Indirect evidence from a number of papers has suggested that proteoglycans are on the surface of monocytes and may be functional. The GAG‐binding chemokines CXCL4 and CCL5 can both bind to the monocyte surface.

The wider presence and function of proteoglycans on the leucocyte surface is an exciting research topic with huge potential for a better understanding of leucocyte recruitment and potential therapeutic targeting of inflammatory‐based disease.
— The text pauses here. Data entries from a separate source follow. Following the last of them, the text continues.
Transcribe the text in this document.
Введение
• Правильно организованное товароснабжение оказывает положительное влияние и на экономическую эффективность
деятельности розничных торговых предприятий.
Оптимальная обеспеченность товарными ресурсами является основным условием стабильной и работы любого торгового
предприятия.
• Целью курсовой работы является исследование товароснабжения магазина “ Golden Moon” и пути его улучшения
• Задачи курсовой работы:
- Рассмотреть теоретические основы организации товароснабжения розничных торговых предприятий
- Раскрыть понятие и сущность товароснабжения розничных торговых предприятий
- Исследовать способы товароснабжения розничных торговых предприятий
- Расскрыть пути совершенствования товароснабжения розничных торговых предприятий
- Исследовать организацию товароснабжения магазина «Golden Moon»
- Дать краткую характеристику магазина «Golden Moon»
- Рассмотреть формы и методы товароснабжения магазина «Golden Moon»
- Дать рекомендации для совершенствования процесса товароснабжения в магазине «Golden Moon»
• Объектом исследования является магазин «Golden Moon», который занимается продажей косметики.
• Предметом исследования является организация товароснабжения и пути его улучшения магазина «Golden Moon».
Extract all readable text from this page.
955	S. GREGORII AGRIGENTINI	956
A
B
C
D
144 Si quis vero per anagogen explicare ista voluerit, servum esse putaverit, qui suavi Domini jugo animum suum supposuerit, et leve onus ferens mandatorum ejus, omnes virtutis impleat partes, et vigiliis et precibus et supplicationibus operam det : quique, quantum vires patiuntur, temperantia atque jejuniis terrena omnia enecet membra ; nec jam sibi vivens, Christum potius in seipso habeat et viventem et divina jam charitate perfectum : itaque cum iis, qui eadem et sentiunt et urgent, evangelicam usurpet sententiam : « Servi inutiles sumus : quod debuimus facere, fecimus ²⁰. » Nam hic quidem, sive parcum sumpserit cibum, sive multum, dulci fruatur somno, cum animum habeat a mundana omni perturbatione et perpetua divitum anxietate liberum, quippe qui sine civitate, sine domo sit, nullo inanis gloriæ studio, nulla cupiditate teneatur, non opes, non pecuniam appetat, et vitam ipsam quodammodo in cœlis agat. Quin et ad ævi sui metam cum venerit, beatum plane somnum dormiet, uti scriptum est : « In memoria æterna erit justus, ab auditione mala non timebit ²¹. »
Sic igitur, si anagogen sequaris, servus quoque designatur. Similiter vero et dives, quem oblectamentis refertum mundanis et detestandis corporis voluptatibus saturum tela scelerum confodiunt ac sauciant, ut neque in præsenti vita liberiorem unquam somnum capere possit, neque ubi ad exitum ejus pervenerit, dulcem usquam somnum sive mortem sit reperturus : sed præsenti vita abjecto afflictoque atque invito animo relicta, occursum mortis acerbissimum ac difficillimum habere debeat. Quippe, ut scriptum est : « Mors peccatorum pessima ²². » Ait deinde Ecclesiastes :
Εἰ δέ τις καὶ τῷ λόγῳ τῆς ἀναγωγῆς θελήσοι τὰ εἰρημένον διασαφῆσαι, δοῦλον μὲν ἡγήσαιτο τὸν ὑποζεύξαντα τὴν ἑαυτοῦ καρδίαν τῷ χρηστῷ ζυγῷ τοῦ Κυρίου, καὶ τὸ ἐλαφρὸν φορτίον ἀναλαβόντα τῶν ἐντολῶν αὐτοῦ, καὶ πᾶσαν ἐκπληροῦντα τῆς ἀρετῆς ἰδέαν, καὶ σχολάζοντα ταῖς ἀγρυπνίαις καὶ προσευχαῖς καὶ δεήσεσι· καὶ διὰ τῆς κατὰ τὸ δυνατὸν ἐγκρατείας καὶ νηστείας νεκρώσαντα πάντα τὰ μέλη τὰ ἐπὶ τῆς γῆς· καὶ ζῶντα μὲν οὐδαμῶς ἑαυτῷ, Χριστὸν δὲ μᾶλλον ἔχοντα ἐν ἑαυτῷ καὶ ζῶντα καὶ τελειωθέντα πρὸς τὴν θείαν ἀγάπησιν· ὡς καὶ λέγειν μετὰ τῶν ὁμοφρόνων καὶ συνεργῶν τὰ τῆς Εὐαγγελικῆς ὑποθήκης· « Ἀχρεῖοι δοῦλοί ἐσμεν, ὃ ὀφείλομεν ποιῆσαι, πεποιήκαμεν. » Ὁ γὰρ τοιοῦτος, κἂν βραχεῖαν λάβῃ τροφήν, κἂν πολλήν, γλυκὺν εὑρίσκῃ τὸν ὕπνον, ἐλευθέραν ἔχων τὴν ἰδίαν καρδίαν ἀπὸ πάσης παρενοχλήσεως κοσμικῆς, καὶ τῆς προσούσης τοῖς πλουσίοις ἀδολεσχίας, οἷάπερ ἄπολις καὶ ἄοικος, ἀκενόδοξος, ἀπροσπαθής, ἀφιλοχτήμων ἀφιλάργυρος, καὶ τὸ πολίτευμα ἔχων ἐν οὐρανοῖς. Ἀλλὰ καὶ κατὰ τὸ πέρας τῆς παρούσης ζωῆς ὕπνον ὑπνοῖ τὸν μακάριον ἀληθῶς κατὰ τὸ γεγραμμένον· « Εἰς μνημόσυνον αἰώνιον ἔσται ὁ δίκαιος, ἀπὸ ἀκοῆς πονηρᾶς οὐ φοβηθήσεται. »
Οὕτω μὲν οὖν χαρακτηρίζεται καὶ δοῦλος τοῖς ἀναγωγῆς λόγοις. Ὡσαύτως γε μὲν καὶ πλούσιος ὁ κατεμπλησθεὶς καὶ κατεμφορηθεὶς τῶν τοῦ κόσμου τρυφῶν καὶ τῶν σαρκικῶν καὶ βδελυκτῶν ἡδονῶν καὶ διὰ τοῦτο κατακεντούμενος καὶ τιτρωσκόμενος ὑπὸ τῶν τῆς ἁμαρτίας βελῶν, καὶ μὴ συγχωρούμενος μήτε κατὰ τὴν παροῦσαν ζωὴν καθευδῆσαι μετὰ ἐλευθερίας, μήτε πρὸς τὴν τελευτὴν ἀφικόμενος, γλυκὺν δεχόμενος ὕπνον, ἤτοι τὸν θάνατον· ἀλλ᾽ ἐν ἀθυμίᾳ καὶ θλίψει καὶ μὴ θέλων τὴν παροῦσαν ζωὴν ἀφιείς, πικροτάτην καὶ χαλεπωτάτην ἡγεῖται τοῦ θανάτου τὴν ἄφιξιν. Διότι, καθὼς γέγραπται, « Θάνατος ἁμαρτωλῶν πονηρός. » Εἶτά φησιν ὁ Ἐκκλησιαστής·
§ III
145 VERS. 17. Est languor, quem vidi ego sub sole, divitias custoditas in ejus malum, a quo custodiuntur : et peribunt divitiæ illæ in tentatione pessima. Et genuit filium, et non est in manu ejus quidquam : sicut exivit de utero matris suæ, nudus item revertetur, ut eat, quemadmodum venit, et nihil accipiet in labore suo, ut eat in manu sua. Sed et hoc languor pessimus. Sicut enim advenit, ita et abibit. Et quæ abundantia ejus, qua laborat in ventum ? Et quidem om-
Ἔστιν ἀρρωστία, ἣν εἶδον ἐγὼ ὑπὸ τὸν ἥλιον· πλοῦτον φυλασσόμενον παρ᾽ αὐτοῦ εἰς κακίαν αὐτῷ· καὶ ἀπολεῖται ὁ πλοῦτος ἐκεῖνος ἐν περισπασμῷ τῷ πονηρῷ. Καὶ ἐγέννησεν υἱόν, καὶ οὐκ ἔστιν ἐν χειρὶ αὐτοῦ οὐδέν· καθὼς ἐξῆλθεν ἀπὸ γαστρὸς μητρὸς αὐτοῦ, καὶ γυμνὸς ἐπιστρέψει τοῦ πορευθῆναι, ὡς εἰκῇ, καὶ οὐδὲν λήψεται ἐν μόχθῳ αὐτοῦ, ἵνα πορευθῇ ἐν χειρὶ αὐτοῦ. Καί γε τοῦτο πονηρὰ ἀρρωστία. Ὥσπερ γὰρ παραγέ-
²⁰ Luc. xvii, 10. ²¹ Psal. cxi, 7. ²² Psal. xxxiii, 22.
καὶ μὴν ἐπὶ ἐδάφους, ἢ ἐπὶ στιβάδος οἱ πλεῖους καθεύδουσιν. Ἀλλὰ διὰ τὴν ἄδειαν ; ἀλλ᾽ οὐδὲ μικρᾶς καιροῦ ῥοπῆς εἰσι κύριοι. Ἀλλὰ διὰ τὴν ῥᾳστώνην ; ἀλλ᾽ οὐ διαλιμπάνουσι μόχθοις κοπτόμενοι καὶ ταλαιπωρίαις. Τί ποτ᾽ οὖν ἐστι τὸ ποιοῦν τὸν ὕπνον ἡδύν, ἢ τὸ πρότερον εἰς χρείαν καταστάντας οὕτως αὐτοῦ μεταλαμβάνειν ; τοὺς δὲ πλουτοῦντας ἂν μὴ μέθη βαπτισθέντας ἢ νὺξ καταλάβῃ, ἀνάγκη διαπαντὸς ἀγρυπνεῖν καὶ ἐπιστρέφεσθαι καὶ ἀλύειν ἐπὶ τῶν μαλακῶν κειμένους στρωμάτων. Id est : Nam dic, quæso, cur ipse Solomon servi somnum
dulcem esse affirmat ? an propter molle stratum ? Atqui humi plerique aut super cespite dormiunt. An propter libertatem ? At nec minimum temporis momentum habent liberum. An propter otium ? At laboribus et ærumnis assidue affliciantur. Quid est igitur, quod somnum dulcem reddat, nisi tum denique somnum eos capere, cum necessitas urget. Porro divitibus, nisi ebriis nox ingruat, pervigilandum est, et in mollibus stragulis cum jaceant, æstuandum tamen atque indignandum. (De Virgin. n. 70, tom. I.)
It seems highly likely that proteoglycans on the leucocyte surface have a key role in fighting infection, given that the glycocalyx represents the first part of a cell that any intracellular pathogens encounter. The proteoglycans, within the glycocalyx, play an important role during inflammation and represent a potential therapeutic target during disease.

CONCLUSION

Together, these studies emphasize that proteoglycans are key modulators of leucocyte recruitment and positioning, as well as the wider immune response. However, this review also highlights that much more research is needed to improve our current understanding regarding the architecture, expression patterns and functional role of proteoglycans in inflammation and disease. Greater understanding will facilitate better targeted therapeutic interventions, such as GAG mimetics, in inflammatory diseases such as rheumatoid arthritis. We are now at an exciting time in this field where development of new technologies, particularly GAG analytics, will facilitate new and exciting discoveries in the near future.